Frau Director is not completely happy with Josef, for as a supposed philosopher he had not supported her interpretation of Spinoza’s view, or perhaps he was unfamiliar with it, which Josef had to agree with, he didn’t know it at all, and above all she was not his contemporary and it wouldn’t be right to debate her. At this Frau Director explains firmly and yet forgivingly that the
Ethics
is as elementary to philosophy as one plus one, and if she were a university professor she would make students learn the entire text by heart, for in doing so, even though Spinoza can seem somewhat out of date, one gains through him an ethical foundation upon which the modern understanding of the soul rests, much like a young seedling on an old vine, pardon me, I mean stump.

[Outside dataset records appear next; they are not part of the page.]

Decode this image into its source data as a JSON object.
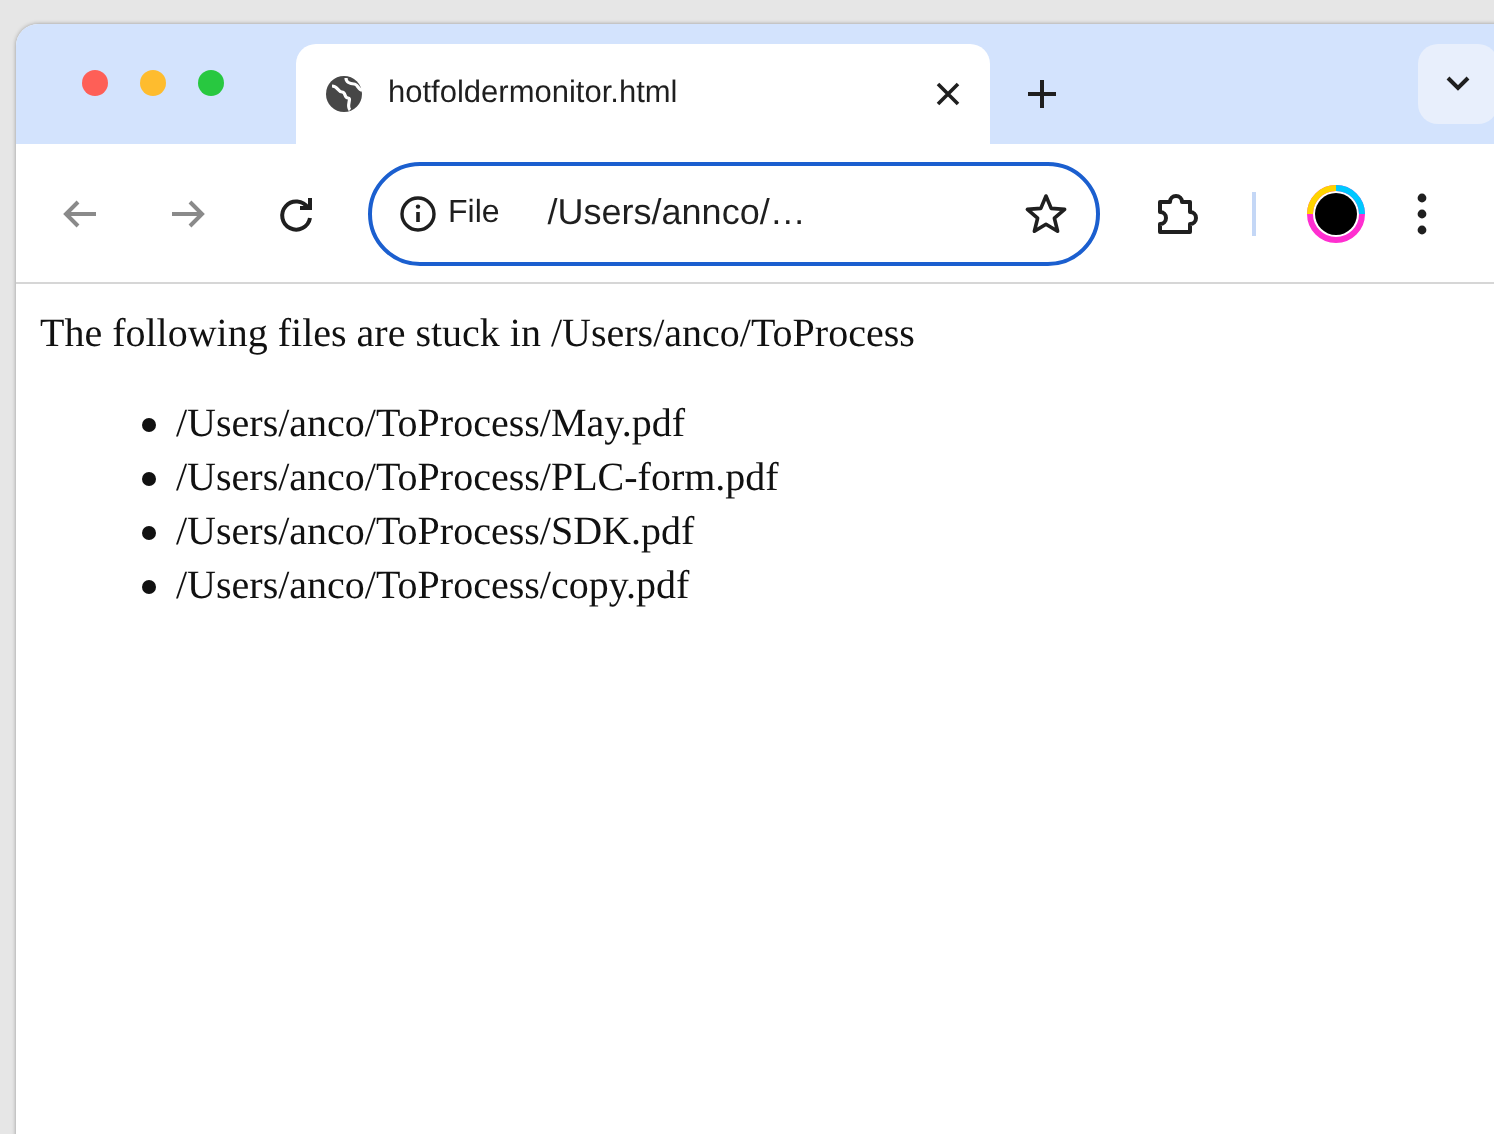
{
  "tabs": [
    {
      "title": "hotfoldermonitor.html",
      "selected": true
    }
  ],
  "address_bar": {
    "scheme": "File",
    "value": "/Users/annco/…",
    "focused": true
  },
  "page": {
    "text": "The following files are stuck in /Users/anco/ToProcess",
    "items": [
      "/Users/anco/ToProcess/May.pdf",
      "/Users/anco/ToProcess/PLC-form.pdf",
      "/Users/anco/ToProcess/SDK.pdf",
      "/Users/anco/ToProcess/copy.pdf"
    ]
  }
}
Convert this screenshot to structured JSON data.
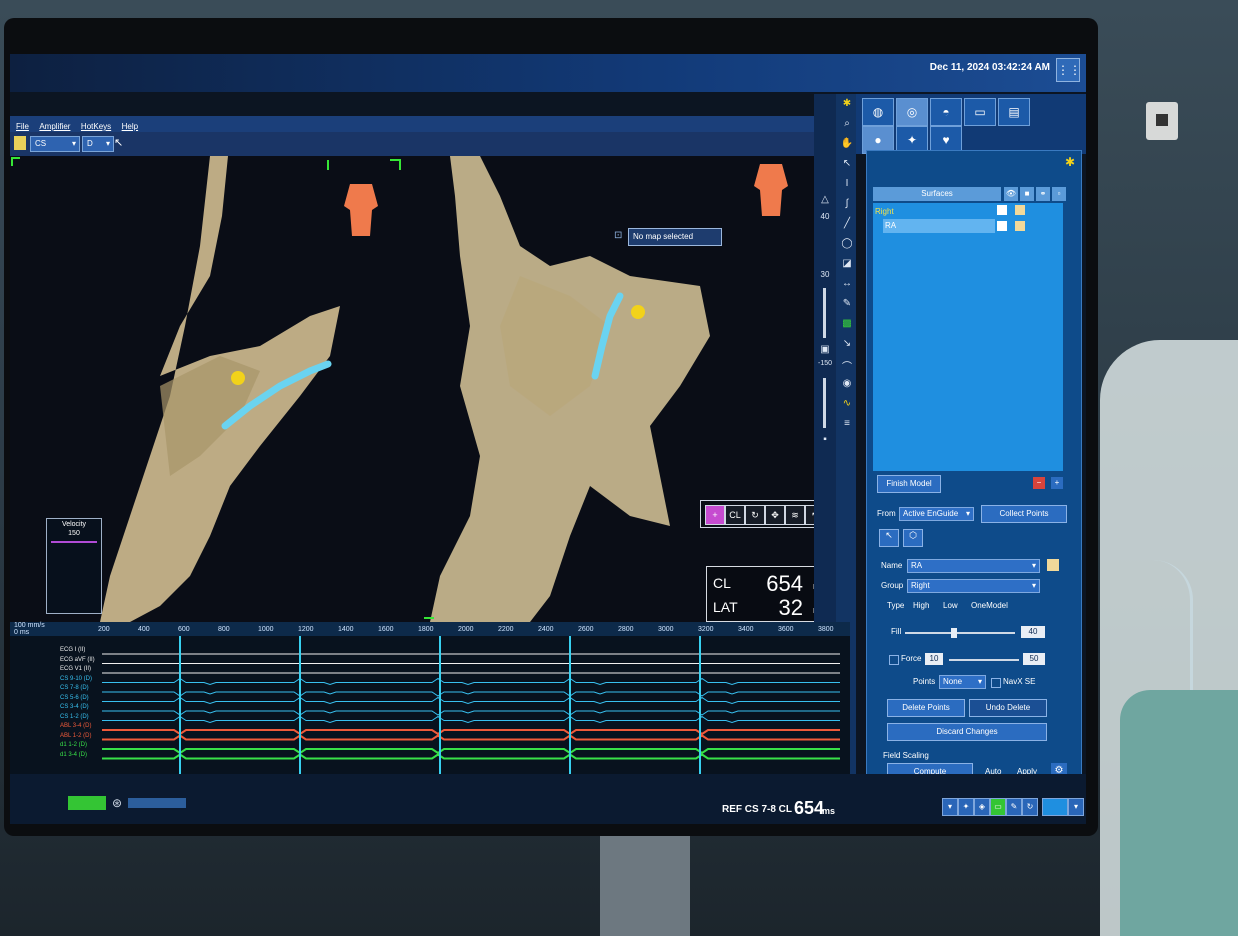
{
  "topbar": {
    "datetime": "Dec 11, 2024 03:42:24 AM",
    "window_button": "⋮⋮"
  },
  "menu": {
    "items": [
      "File",
      "Amplifier",
      "HotKeys",
      "Help"
    ]
  },
  "toolbar": {
    "catheter_select": "CS",
    "catheter_sub_select": "D",
    "map_select": "No map selected"
  },
  "viewport": {
    "velocity": {
      "title": "Velocity",
      "value": "150"
    },
    "cl": {
      "label": "CL",
      "value": "654",
      "unit": "ms"
    },
    "lat": {
      "label": "LAT",
      "value": "32",
      "unit": "ms"
    },
    "zoom_left": "40",
    "scale_a": "30",
    "scale_b": "-150",
    "tool_strip": [
      "+",
      "CL",
      "↻",
      "✥",
      "≋",
      "↖"
    ]
  },
  "panel": {
    "surfaces": {
      "header": "Surfaces",
      "col_icons": [
        "👁",
        "■",
        "⚭",
        "▫"
      ],
      "group": "Right",
      "surface": "RA"
    },
    "finish_model": "Finish Model",
    "from_label": "From",
    "from_value": "Active EnGuide",
    "collect_points": "Collect Points",
    "name_label": "Name",
    "name_value": "RA",
    "group_label": "Group",
    "group_value": "Right",
    "type_label": "Type",
    "type_options": [
      "High",
      "Low",
      "OneModel"
    ],
    "fill_label": "Fill",
    "fill_value": "40",
    "force_label": "Force",
    "force_min": "10",
    "force_max": "50",
    "points_label": "Points",
    "points_value": "None",
    "navx_se": "NavX SE",
    "delete_points": "Delete Points",
    "undo_delete": "Undo Delete",
    "discard_changes": "Discard Changes",
    "field_scaling": "Field Scaling",
    "compute": "Compute",
    "auto": "Auto",
    "apply": "Apply"
  },
  "waveform": {
    "scale_label": "100 mm/s",
    "zero_label": "0 ms",
    "ticks": [
      "200",
      "400",
      "600",
      "800",
      "1000",
      "1200",
      "1400",
      "1600",
      "1800",
      "2000",
      "2200",
      "2400",
      "2600",
      "2800",
      "3000",
      "3200",
      "3400",
      "3600",
      "3800"
    ],
    "channels": [
      "ECG I (II)",
      "ECG aVF (II)",
      "ECG V1 (II)",
      "CS 9-10 (D)",
      "CS 7-8 (D)",
      "CS 5-6 (D)",
      "CS 3-4 (D)",
      "CS 1-2 (D)",
      "ABL 3-4 (D)",
      "ABL 1-2 (D)",
      "d1 1-2 (D)",
      "d1 3-4 (D)"
    ]
  },
  "status": {
    "ref_label": "REF CS 7-8 CL",
    "ref_value": "654",
    "ref_unit": "ms"
  },
  "colors": {
    "accent": "#1f8fe0",
    "mesh": "#d9c89a",
    "catheter": "#6ad3f0",
    "body": "#ef7a4c"
  }
}
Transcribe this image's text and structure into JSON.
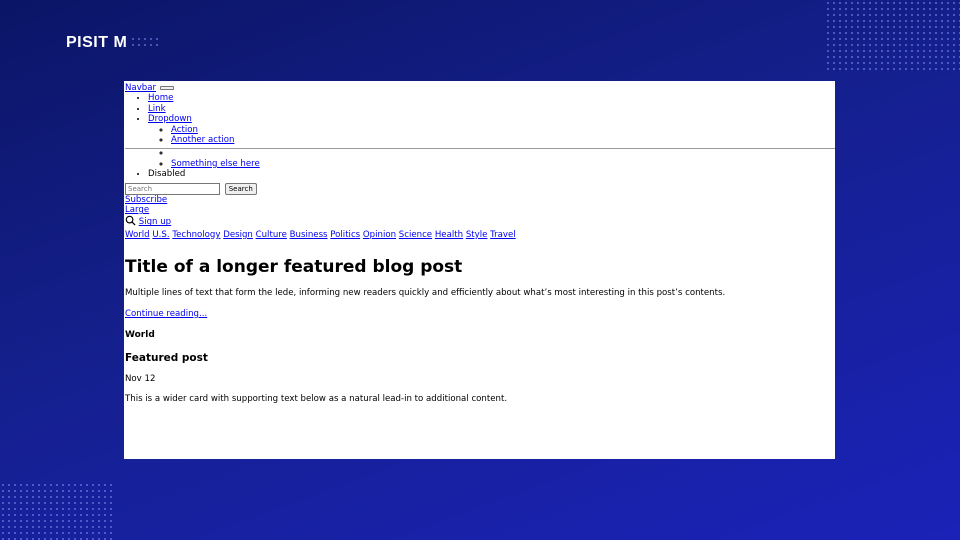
{
  "slide": {
    "brand": "PISIT M"
  },
  "navbar": {
    "brand_link": "Navbar",
    "items": [
      {
        "label": "Home"
      },
      {
        "label": "Link"
      },
      {
        "label": "Dropdown"
      }
    ],
    "dropdown_items": [
      "Action",
      "Another action",
      "Something else here"
    ],
    "disabled_label": "Disabled",
    "search_placeholder": "Search",
    "search_button": "Search"
  },
  "header": {
    "subscribe": "Subscribe",
    "large": "Large",
    "sign_up": "Sign up"
  },
  "categories": [
    "World",
    "U.S.",
    "Technology",
    "Design",
    "Culture",
    "Business",
    "Politics",
    "Opinion",
    "Science",
    "Health",
    "Style",
    "Travel"
  ],
  "featured": {
    "title": "Title of a longer featured blog post",
    "lede": "Multiple lines of text that form the lede, informing new readers quickly and efficiently about what’s most interesting in this post’s contents.",
    "continue": "Continue reading..."
  },
  "card": {
    "category": "World",
    "title": "Featured post",
    "date": "Nov 12",
    "text": "This is a wider card with supporting text below as a natural lead-in to additional content."
  }
}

Frau Director pauses for a moment and sighs that unfortunately it’s impossible for her always to attain the highest level of thought when one has to simultaneously muck about in the raw reality of the everyday world, the noble being like a fragrance that floats away, shallowness triumphing amid one’s daily cares, and with a sidelong glance at the
Director she adds that one can indeed see how her husband sits by above it all, which only makes her want to stir him up a bit. Josef looks at him and asks himself against his will whether the Director doesn’t indeed look more like an ape than a man, but meanwhile Frau Director jumps in and asks her husband if things are bad with the market, mainly because he’s making such a sour face. He says it’s really not so bad, though tomorrow the market will be somewhat soft, but it will soon pick up, a lot of numbers look good and are holding strong. Frau Director says that’s so nice, my dear, you only need a boom and everything for you will be as it was for the snake before the fall of man. Such talk makes the Director nervous, though she pays no attention and says to Josef that he should appreciate what a melancholy man her husband is, it all stemming from a bit of depression, which is completely treatable, though he resists the help of his neuropsychologist and runs from the room if I ask Dr. Brendel to join us at the table. It would be quite easy to take care of it all, but if you do nothing then everything, of course, remains hopeless. She pays no attention to how her husband stares at her beseechingly and implores her to stop, Josef cannot possibly be interested in all this, and it will only embarrass him. Her husband’s pleading words only prod her on as she declares that his stubbornness is horrible, my goodness, I only mean well, and until recently there had always been unity in the family, which indeed there still is, for in regard to all basic questions they had never had a major disagreement, the Director is simply too easily excited and then soon sad, Dr. Brendel calling it a cycle that remains continual, the basis for it being the strain of his work, there not being a moment’s peace, which causes the nerves to suffer, and which unfortunately the children also note, even though there is a cure in place for it.